Executive Summary
The core principles of lean construction are respect for people and continuous improvement by focusing on process improvements and flow of efficiencies, thus eliminating waste and creating value in facility delivery. Encompassing all lean principles, the overarching goal for implementing lean construction is to focus on continuous improvement of people, process, and product as we deliver construction projects. This can be achieved by implementing lean holistically on a project by focusing on the commercial structure (i.e., the business), the organizational structure (i.e., the culture), and ultimately, the operating system (i.e., the project) as shown in the LCI triangle (see Figure 1) (LCI, 2010).

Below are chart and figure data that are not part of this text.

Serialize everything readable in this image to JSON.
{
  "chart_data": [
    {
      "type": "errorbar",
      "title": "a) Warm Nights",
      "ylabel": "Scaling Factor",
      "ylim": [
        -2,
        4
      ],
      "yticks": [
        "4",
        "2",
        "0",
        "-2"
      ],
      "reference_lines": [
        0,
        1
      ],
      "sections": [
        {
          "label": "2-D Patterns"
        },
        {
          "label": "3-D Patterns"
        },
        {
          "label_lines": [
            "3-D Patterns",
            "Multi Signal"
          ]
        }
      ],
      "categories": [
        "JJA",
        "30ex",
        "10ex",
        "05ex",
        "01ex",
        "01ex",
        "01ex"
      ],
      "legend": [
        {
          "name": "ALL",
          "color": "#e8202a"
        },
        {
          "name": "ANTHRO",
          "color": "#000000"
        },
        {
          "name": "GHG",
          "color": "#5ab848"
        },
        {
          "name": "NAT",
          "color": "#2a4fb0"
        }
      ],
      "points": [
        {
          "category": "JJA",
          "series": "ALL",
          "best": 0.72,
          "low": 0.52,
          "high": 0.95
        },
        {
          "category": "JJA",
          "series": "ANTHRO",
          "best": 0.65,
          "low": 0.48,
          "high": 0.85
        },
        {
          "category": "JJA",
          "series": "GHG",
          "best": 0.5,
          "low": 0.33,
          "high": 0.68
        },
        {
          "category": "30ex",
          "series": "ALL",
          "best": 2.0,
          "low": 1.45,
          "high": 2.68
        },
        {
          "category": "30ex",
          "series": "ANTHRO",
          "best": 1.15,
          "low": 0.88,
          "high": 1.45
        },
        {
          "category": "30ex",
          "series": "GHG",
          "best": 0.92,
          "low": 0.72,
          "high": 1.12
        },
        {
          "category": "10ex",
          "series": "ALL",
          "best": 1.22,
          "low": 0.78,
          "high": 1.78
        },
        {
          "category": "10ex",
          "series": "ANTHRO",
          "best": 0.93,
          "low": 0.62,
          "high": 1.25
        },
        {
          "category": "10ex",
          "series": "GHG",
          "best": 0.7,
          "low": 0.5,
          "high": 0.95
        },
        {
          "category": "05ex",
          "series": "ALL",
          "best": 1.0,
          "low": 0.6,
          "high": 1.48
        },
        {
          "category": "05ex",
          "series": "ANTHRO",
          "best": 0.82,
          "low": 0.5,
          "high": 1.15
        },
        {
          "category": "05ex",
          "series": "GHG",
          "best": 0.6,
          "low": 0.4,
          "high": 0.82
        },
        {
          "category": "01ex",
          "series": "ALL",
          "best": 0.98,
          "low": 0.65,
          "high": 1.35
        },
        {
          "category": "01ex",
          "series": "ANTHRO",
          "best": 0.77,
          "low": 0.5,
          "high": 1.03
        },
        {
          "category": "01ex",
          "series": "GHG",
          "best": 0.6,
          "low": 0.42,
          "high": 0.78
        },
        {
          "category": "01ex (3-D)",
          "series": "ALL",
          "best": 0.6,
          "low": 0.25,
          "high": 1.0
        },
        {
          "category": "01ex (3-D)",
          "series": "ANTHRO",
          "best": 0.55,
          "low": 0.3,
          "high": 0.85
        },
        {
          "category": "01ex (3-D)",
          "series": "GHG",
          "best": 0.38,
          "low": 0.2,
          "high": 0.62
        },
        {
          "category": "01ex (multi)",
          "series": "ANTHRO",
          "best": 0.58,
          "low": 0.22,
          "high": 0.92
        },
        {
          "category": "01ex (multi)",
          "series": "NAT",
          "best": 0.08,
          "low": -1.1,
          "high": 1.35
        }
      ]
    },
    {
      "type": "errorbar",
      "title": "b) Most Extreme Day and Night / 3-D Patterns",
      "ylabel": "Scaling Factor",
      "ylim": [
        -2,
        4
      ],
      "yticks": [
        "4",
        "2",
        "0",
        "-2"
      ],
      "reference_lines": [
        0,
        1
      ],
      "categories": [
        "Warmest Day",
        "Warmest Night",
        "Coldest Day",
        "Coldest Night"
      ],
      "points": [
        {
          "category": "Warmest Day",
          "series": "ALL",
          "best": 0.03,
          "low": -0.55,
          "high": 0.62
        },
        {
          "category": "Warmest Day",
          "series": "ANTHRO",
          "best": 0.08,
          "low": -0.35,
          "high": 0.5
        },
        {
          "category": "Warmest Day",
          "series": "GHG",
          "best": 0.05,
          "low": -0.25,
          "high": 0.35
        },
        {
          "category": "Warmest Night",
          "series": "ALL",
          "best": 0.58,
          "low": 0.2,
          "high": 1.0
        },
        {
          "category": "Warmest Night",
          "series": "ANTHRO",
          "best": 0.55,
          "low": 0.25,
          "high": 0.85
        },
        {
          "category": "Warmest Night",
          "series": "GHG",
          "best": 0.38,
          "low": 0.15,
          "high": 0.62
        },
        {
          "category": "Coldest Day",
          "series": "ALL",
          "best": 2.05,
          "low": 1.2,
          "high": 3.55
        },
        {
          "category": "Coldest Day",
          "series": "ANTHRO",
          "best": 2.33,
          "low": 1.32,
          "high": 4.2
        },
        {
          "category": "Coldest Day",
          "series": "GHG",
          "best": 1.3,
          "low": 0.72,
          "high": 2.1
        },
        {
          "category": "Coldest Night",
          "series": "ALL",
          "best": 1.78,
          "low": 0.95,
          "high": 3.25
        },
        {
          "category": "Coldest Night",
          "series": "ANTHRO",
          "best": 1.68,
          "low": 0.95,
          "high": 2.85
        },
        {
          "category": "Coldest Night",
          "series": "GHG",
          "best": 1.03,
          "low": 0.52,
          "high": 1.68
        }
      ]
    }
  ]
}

The purpose of this guide is to support a project team putting in place their operating system once their commercial and organizational structure has been established for the project. Developing a lean deployment plan for a project can help project teams to plan the lean principles and practices throughout the stages of a project by embedding them into the project management processes, ultimately delivering better value for clients while simultaneously improving overall safety, cost, schedule, and quality. The lean deployment plan is ideally meant to be developed by the project team collaboratively with a commitment to the resources and competencies needed for lean implementation, following the formation of the project team and, the development and validation of the project’s business plan.
A Lean Deployment Plan is defined as a formal plan that outlines: the project’s conditions of satisfaction, the selected methods, the plan for each method, and finally the consolidated project plan, which will be implemented to improve value creation and develop the strategy for communicating and learning from the implementation.

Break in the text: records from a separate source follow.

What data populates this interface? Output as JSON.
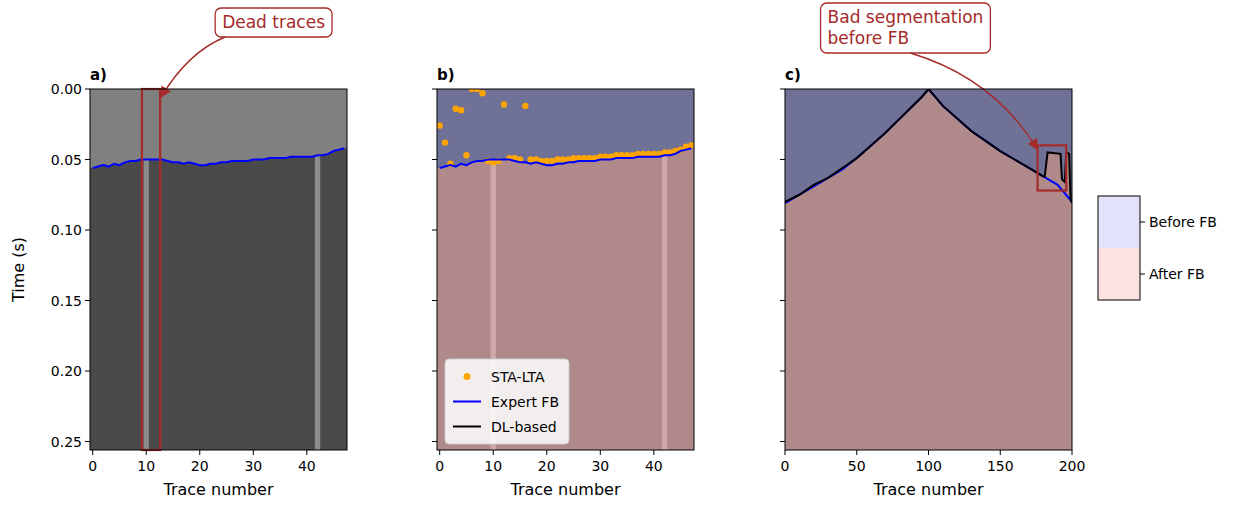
{
  "chart_data": [
    {
      "type": "line",
      "title": "a)",
      "x_label": "Trace number",
      "y_label": "Time (s)",
      "xlim": [
        -0.5,
        47.5
      ],
      "xticks": [
        0,
        10,
        20,
        30,
        40
      ],
      "ylim": [
        0,
        0.256
      ],
      "yticks": [
        {
          "value": 0,
          "label": "0.00"
        },
        0.05,
        {
          "value": 0.1,
          "label": "0.10"
        },
        0.15,
        {
          "value": 0.2,
          "label": "0.20"
        },
        0.25
      ],
      "dead_traces": [
        10,
        42
      ],
      "annotations": [
        {
          "text": "Dead traces",
          "x_range": [
            9.2,
            12.6
          ]
        }
      ],
      "series": [
        {
          "name": "Expert FB",
          "color": "#0000ff",
          "line_style": "solid",
          "x": [
            0,
            1,
            2,
            3,
            4,
            5,
            6,
            7,
            8,
            9,
            10,
            11,
            12,
            13,
            14,
            15,
            16,
            17,
            18,
            19,
            20,
            21,
            22,
            23,
            24,
            25,
            26,
            27,
            28,
            29,
            30,
            31,
            32,
            33,
            34,
            35,
            36,
            37,
            38,
            39,
            40,
            41,
            42,
            43,
            44,
            45,
            46,
            47
          ],
          "values": [
            0.056,
            0.055,
            0.054,
            0.055,
            0.053,
            0.054,
            0.052,
            0.051,
            0.051,
            0.05,
            0.05,
            0.05,
            0.05,
            0.05,
            0.051,
            0.052,
            0.052,
            0.053,
            0.052,
            0.053,
            0.054,
            0.054,
            0.053,
            0.053,
            0.052,
            0.052,
            0.051,
            0.051,
            0.051,
            0.051,
            0.05,
            0.05,
            0.05,
            0.049,
            0.049,
            0.049,
            0.049,
            0.048,
            0.048,
            0.048,
            0.048,
            0.048,
            0.047,
            0.047,
            0.046,
            0.044,
            0.043,
            0.042
          ]
        }
      ]
    },
    {
      "type": "segmentation",
      "title": "b)",
      "x_label": "Trace number",
      "xlim": [
        -0.5,
        47.5
      ],
      "xticks": [
        0,
        10,
        20,
        30,
        40
      ],
      "ylim": [
        0,
        0.256
      ],
      "yticks": [
        {
          "value": 0,
          "label": "0.00"
        },
        0.05,
        {
          "value": 0.1,
          "label": "0.10"
        },
        0.15,
        {
          "value": 0.2,
          "label": "0.20"
        },
        0.25
      ],
      "tick_labels": "x",
      "legend": "lower left",
      "dead_traces": [
        10,
        42
      ],
      "series": [
        {
          "name": "STA-LTA",
          "color": "#ffa500",
          "marker": "circle",
          "x": [
            0,
            1,
            2,
            3,
            4,
            5,
            6,
            7,
            8,
            9,
            10,
            11,
            12,
            13,
            14,
            15,
            16,
            17,
            18,
            19,
            20,
            21,
            22,
            23,
            24,
            25,
            26,
            27,
            28,
            29,
            30,
            31,
            32,
            33,
            34,
            35,
            36,
            37,
            38,
            39,
            40,
            41,
            42,
            43,
            44,
            45,
            46,
            47
          ],
          "values": [
            0.026,
            0.038,
            0.053,
            0.014,
            0.015,
            0.047,
            0.0,
            0.0,
            0.003,
            0.051,
            0.052,
            0.051,
            0.011,
            0.049,
            0.049,
            0.05,
            0.012,
            0.05,
            0.05,
            0.051,
            0.051,
            0.051,
            0.05,
            0.05,
            0.05,
            0.049,
            0.049,
            0.049,
            0.049,
            0.049,
            0.048,
            0.048,
            0.048,
            0.047,
            0.047,
            0.047,
            0.047,
            0.046,
            0.046,
            0.046,
            0.046,
            0.046,
            0.045,
            0.045,
            0.044,
            0.043,
            0.041,
            0.04
          ]
        },
        {
          "name": "Expert FB",
          "color": "#0000ff",
          "line_style": "solid",
          "x": [
            0,
            1,
            2,
            3,
            4,
            5,
            6,
            7,
            8,
            9,
            10,
            11,
            12,
            13,
            14,
            15,
            16,
            17,
            18,
            19,
            20,
            21,
            22,
            23,
            24,
            25,
            26,
            27,
            28,
            29,
            30,
            31,
            32,
            33,
            34,
            35,
            36,
            37,
            38,
            39,
            40,
            41,
            42,
            43,
            44,
            45,
            46,
            47
          ],
          "values": [
            0.056,
            0.055,
            0.054,
            0.055,
            0.053,
            0.054,
            0.052,
            0.051,
            0.051,
            0.05,
            0.05,
            0.05,
            0.05,
            0.05,
            0.051,
            0.052,
            0.052,
            0.053,
            0.052,
            0.053,
            0.054,
            0.054,
            0.053,
            0.053,
            0.052,
            0.052,
            0.051,
            0.051,
            0.051,
            0.051,
            0.05,
            0.05,
            0.05,
            0.049,
            0.049,
            0.049,
            0.049,
            0.048,
            0.048,
            0.048,
            0.048,
            0.048,
            0.047,
            0.047,
            0.046,
            0.044,
            0.043,
            0.042
          ]
        },
        {
          "name": "DL-based",
          "color": "#000000",
          "line_style": "solid",
          "x": [],
          "values": []
        }
      ]
    },
    {
      "type": "segmentation",
      "title": "c)",
      "x_label": "Trace number",
      "xlim": [
        0,
        200
      ],
      "xticks": [
        0,
        50,
        100,
        150,
        200
      ],
      "ylim": [
        0,
        0.256
      ],
      "yticks": [
        {
          "value": 0,
          "label": "0.00"
        },
        0.05,
        {
          "value": 0.1,
          "label": "0.10"
        },
        0.15,
        {
          "value": 0.2,
          "label": "0.20"
        },
        0.25
      ],
      "tick_labels": "x",
      "annotations": [
        {
          "text": "Bad segmentation before FB",
          "x_range": [
            176,
            196
          ],
          "y_range": [
            0.04,
            0.072
          ]
        }
      ],
      "series": [
        {
          "name": "Expert FB",
          "color": "#0000ff",
          "line_style": "solid",
          "x": [
            0,
            10,
            20,
            30,
            40,
            50,
            60,
            70,
            80,
            90,
            95,
            100,
            105,
            110,
            120,
            130,
            140,
            150,
            160,
            170,
            180,
            190,
            200
          ],
          "values": [
            0.081,
            0.075,
            0.069,
            0.063,
            0.057,
            0.049,
            0.04,
            0.031,
            0.021,
            0.011,
            0.006,
            0.0,
            0.006,
            0.012,
            0.021,
            0.03,
            0.037,
            0.044,
            0.05,
            0.056,
            0.062,
            0.068,
            0.08
          ]
        },
        {
          "name": "DL-based",
          "color": "#000000",
          "line_style": "solid",
          "x": [
            0,
            10,
            20,
            30,
            40,
            50,
            60,
            70,
            80,
            90,
            95,
            100,
            105,
            110,
            120,
            130,
            140,
            150,
            160,
            170,
            180,
            181,
            183,
            192,
            193,
            195,
            196,
            198,
            199,
            200
          ],
          "values": [
            0.08,
            0.075,
            0.068,
            0.063,
            0.056,
            0.049,
            0.04,
            0.031,
            0.021,
            0.011,
            0.006,
            0.0,
            0.006,
            0.012,
            0.021,
            0.03,
            0.037,
            0.044,
            0.05,
            0.056,
            0.062,
            0.062,
            0.045,
            0.046,
            0.064,
            0.066,
            0.045,
            0.046,
            0.078,
            0.081
          ]
        }
      ]
    },
    {
      "type": "colorbar",
      "categories": [
        "Before FB",
        "After FB"
      ],
      "colors": [
        "#e2e2fb",
        "#fde2e2"
      ]
    }
  ]
}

Research shows that applying lean on projects leads to improved safety, higher quality construction, reduced project schedule, greater productivity, and last but not least, better risk management (McGraw Hill, 2013). However, adoption of lean principles into a capital project is challenging because each project brings together team members with a vast array of experience, abilities, and knowledge, and different levels of awareness and experience with lean principles and methods. Therefore, this guide is designed to walk the project team through four steps (Figure 2) of the planning procedure systematically as you create your project specific Lean Deployment Plan, while encouraging discussion of lean principles and methods on the project. Each step in the procedure is defined and described in detail in the following chapters of this guide. Template resources are provided to help project teams work through the planning procedure, and document their project-specific lean deployment plan.

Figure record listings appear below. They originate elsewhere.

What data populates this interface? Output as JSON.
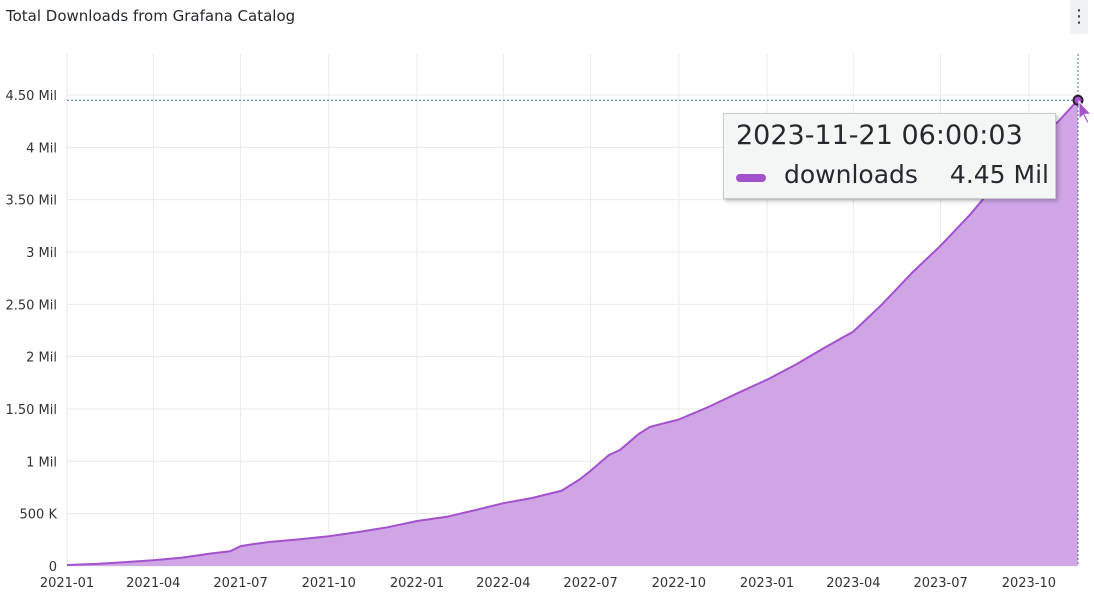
{
  "panel": {
    "title": "Total Downloads from Grafana Catalog",
    "menu_icon": "vertical-ellipsis-icon"
  },
  "tooltip": {
    "timestamp": "2023-11-21 06:00:03",
    "series_name": "downloads",
    "value_label": "4.45 Mil"
  },
  "colors": {
    "series": "#a352cc",
    "fill": "#cfa5e6",
    "grid": "#e9eaeb",
    "crosshair": "#3a7d8c"
  },
  "chart_data": {
    "type": "area",
    "title": "Total Downloads from Grafana Catalog",
    "xlabel": "",
    "ylabel": "",
    "x_ticks": [
      "2021-01",
      "2021-04",
      "2021-07",
      "2021-10",
      "2022-01",
      "2022-04",
      "2022-07",
      "2022-10",
      "2023-01",
      "2023-04",
      "2023-07",
      "2023-10"
    ],
    "y_ticks": [
      {
        "value": 0,
        "label": "0"
      },
      {
        "value": 500000,
        "label": "500 K"
      },
      {
        "value": 1000000,
        "label": "1 Mil"
      },
      {
        "value": 1500000,
        "label": "1.50 Mil"
      },
      {
        "value": 2000000,
        "label": "2 Mil"
      },
      {
        "value": 2500000,
        "label": "2.50 Mil"
      },
      {
        "value": 3000000,
        "label": "3 Mil"
      },
      {
        "value": 3500000,
        "label": "3.50 Mil"
      },
      {
        "value": 4000000,
        "label": "4 Mil"
      },
      {
        "value": 4500000,
        "label": "4.50 Mil"
      }
    ],
    "ylim": [
      0,
      4500000
    ],
    "xlim": [
      "2021-01-01",
      "2023-11-21"
    ],
    "grid": true,
    "series": [
      {
        "name": "downloads",
        "points": [
          [
            "2021-01-01",
            10000
          ],
          [
            "2021-02-01",
            20000
          ],
          [
            "2021-03-01",
            35000
          ],
          [
            "2021-04-01",
            55000
          ],
          [
            "2021-05-01",
            80000
          ],
          [
            "2021-06-01",
            120000
          ],
          [
            "2021-06-20",
            140000
          ],
          [
            "2021-07-01",
            190000
          ],
          [
            "2021-07-15",
            210000
          ],
          [
            "2021-08-01",
            230000
          ],
          [
            "2021-09-01",
            255000
          ],
          [
            "2021-10-01",
            285000
          ],
          [
            "2021-11-01",
            325000
          ],
          [
            "2021-12-01",
            370000
          ],
          [
            "2022-01-01",
            430000
          ],
          [
            "2022-02-01",
            470000
          ],
          [
            "2022-03-01",
            530000
          ],
          [
            "2022-04-01",
            600000
          ],
          [
            "2022-05-01",
            650000
          ],
          [
            "2022-06-01",
            720000
          ],
          [
            "2022-06-20",
            830000
          ],
          [
            "2022-07-01",
            910000
          ],
          [
            "2022-07-20",
            1060000
          ],
          [
            "2022-08-01",
            1110000
          ],
          [
            "2022-08-20",
            1260000
          ],
          [
            "2022-09-01",
            1330000
          ],
          [
            "2022-10-01",
            1400000
          ],
          [
            "2022-11-01",
            1520000
          ],
          [
            "2022-12-01",
            1650000
          ],
          [
            "2023-01-01",
            1780000
          ],
          [
            "2023-02-01",
            1930000
          ],
          [
            "2023-03-01",
            2080000
          ],
          [
            "2023-04-01",
            2240000
          ],
          [
            "2023-05-01",
            2500000
          ],
          [
            "2023-06-01",
            2800000
          ],
          [
            "2023-07-01",
            3060000
          ],
          [
            "2023-08-01",
            3360000
          ],
          [
            "2023-09-01",
            3700000
          ],
          [
            "2023-10-01",
            4000000
          ],
          [
            "2023-11-01",
            4250000
          ],
          [
            "2023-11-21",
            4450000
          ]
        ]
      }
    ],
    "hover": {
      "x": "2023-11-21 06:00:03",
      "y": 4450000
    }
  }
}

Using the plan the project team will be able to develop a common understanding of how lean will be deployed, communicated, measured, and improved supporting the project’s conditions of satisfaction. The development of this common understanding can be achieved by collaboratively identifying the strategies and methods that serve the project requirements and then plan for their execution. As the project team works through the planning procedure, the templates provided within the guide are designed to help facilitate and document a complete plan for lean implementation. Therefore, it is beneficial for the team to collaboratively work on this plan, recording all the critical decisions that led to determining the project conditions of satisfaction, selecting methods, tracking implementation, defining the education and training strategy, communicating the plan, and improving continuously.
Audience
The Lean Deployment Planning Guide is designed to help project teams interested, or required by the project client or owner organizations, to implement lean strategies and methods on their projects. This procedure can also be used by a lean coach or a lean consultant to promote and manage the consistent implementation of lean principles and methods at a project level. It gives the project client or owner a place to start, informing them about what to ask for from projects implementing lean. Overall, the primary audience for this guide is the team recruited for a project, whether a group of individuals interested in adopting lean or a group of firms engaged in a project.
Intended Use
This guide is intended to be used as a reference in the early stages of project planning that can assist project teams to work through the procedure using the attached template resources to define their project-specific lean deployment plan, capturing the baseline for continuous improvement in current as well as across future projects. At project initiation, when key stakeholders are engaged, this guide and additional resources can be used as tools to perform a lean soft-start or lean deployment planning kick-off. The guide will serve the project team to develop a project-specific lean plan by orienting them to the lean methods that can support the project’s conditions of satisfaction. Throughout the project lifecycle, the project’s lean deployment plan, developed with the help of this guide, can also be used as an on-boarding tool and build a common understanding between new and existing members of the project team. The planning procedure in this guide can also be used to conduct training workshops for lean project planning or even method implementation planning.
Maintenance
Finally, the plan developed with the help of this guide is meant to be a living document and can be revisited to further improve or refine content as needed to maintain the successful implementation of lean principles and methods that fulfill the project’s conditions of satisfaction. With a sufficient number of implementations using the guide, we envision the ability to benchmark projects managed using lean principles and track owner organization-level or even industry-level improvements.